El gobierno de México despachó este martes un segundo cargamento de ayuda humanitaria hacia Cuba, en medio de la profunda crisis económica que atraviesa la isla y las crecientes presiones de la administración de Donald Trump.
Según Deutsche Welle , los buques militares Papaloapan y Huasteco zarparon del puerto de Veracruz, en el Golfo de México, con un total de 1.193 toneladas de víveres destinados a la población civil cubana.
Un puente solidario en medio de la crisis
El cargamento está compuesto principalmente por leche y frijoles, e incluye además 23 toneladas de alimentos diversos donados por civiles mexicanos en el marco de una campaña de apoyo a Cuba. Se trata del segundo envío en menos de dos semanas: el primero, que arribó a La Habana el 12 de febrero, constaba de 814 toneladas.

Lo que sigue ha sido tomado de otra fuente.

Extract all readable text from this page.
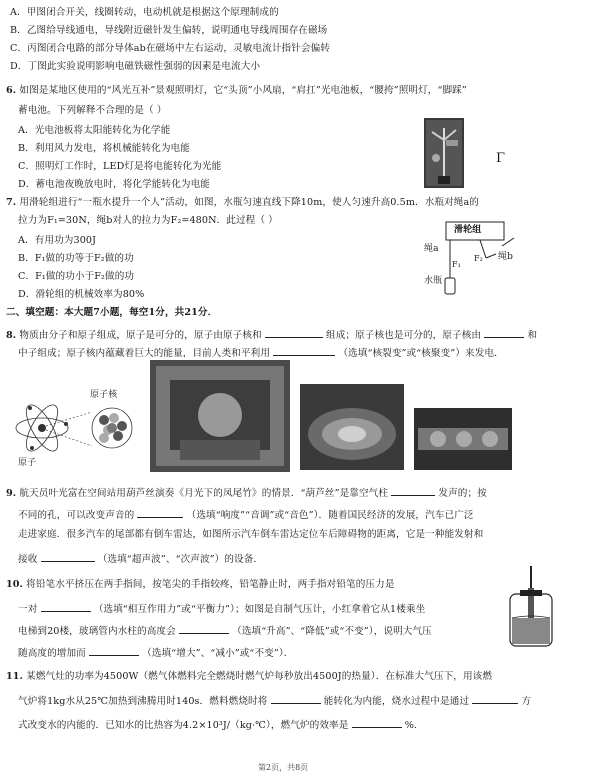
A．甲图闭合开关，线圈转动，电动机就是根据这个原理制成的
B．乙图给导线通电，导线附近磁针发生偏转，说明通电导线周围存在磁场
C．丙图闭合电路的部分导体ab在磁场中左右运动，灵敏电流计指针会偏转
D．丁图此实验说明影响电磁铁磁性强弱的因素是电流大小
6. 如图是某地区使用的“风光互补”景观照明灯，它“头顶”小风扇，“肩扛”光电池板，“腰挎”照明灯，“脚踩”
蓄电池。下列解释不合理的是（ ）
A．光电池板将太阳能转化为化学能
B．利用风力发电，将机械能转化为电能
C．照明灯工作时，LED灯是将电能转化为光能
D．蓄电池夜晚放电时，将化学能转化为电能
Γ
7. 用滑轮组进行“一瓶水提升一个人”活动，如图，水瓶匀速直线下降10m，使人匀速升高0.5m．水瓶对绳a的
拉力为F₁=30N，绳b对人的拉力为F₂=480N．此过程（ ）
A．有用功为300J
B．F₁做的功等于F₂做的功
C．F₁做的功小于F₂做的功
D．滑轮组的机械效率为80%
滑轮组
绳a
绳b
F₁
F₂
水瓶
二、填空题：本大题7小题，每空1分，共21分．
8. 物质由分子和原子组成，原子是可分的，原子由原子核和	组成；原子核也是可分的，原子核由	和
中子组成；原子核内蕴藏着巨大的能量，目前人类和平利用	（选填“核裂变”或“核聚变”）来发电．
原子核
原子
9. 航天员叶光富在空间站用葫芦丝演奏《月光下的凤尾竹》的情景．“葫芦丝”是靠空气柱	发声的；按
不同的孔，可以改变声音的	（选填“响度”“音调”或“音色”）．随着国民经济的发展，汽车已广泛
走进家庭．很多汽车的尾部都有倒车雷达，如图所示汽车倒车雷达定位车后障碍物的距离，它是一种能发射和
接收	（选填“超声波”、“次声波”）的设备．
10. 将铅笔水平挤压在两手指间，按笔尖的手指较疼，铅笔静止时，两手指对铅笔的压力是
一对	（选填“相互作用力”或“平衡力”）；如图是自制气压计，小红拿着它从1楼乘坐
电梯到20楼，玻璃管内水柱的高度会	（选填“升高”、“降低”或“不变”），说明大气压
随高度的增加而	（选填“增大”、“减小”或“不变”）．
11. 某燃气灶的功率为4500W（燃气体燃料完全燃烧时燃气炉每秒放出4500J的热量）．在标准大气压下，用该燃
气炉将1kg水从25℃加热到沸腾用时140s．燃料燃烧时将	能转化为内能，烧水过程中是通过	方
式改变水的内能的．已知水的比热容为4.2×10³J/（kg·℃），燃气炉的效率是	%.
第2页，共8页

La cancillería mexicana informó oficialmente sobre la partida de las naves, en un gesto que refuerza los lazos de solidaridad entre ambos países en un momento crítico para la isla.
Cuba, al borde del colapso
Cuba enfrenta una crisis económica de proporciones históricas, agudizada por la suspensión del abastecimiento de crudo desde Venezuela tras la caída del mandatario Nicolás Maduro el 3 de enero, en una operación de fuerzas estadounidenses.
La falta de combustible tiene consecuencias devastadoras: los cubanos enfrentan cotidianamente apagones, un sistema de transporte semiparalizado y continuas alzas de precios que golpean el bolsillo de la población.
La amenaza de Trump
En este contexto, México realiza estos envíos a la espera de alcanzar con Washington un acuerdo que le permita reanudar la entrega de petróleo a Cuba sin ser sancionado por el presidente estadounidense. Trump ha amagado con imponer sanciones a los países que envíen combustible a la isla, en el marco de su política de máxima presión contra el régimen cubano.
El envío de alimentos, si bien no reemplaza la necesidad urgente de combustible, representa un gesto de solidaridad en un momento de extrema necesidad para el pueblo cubano.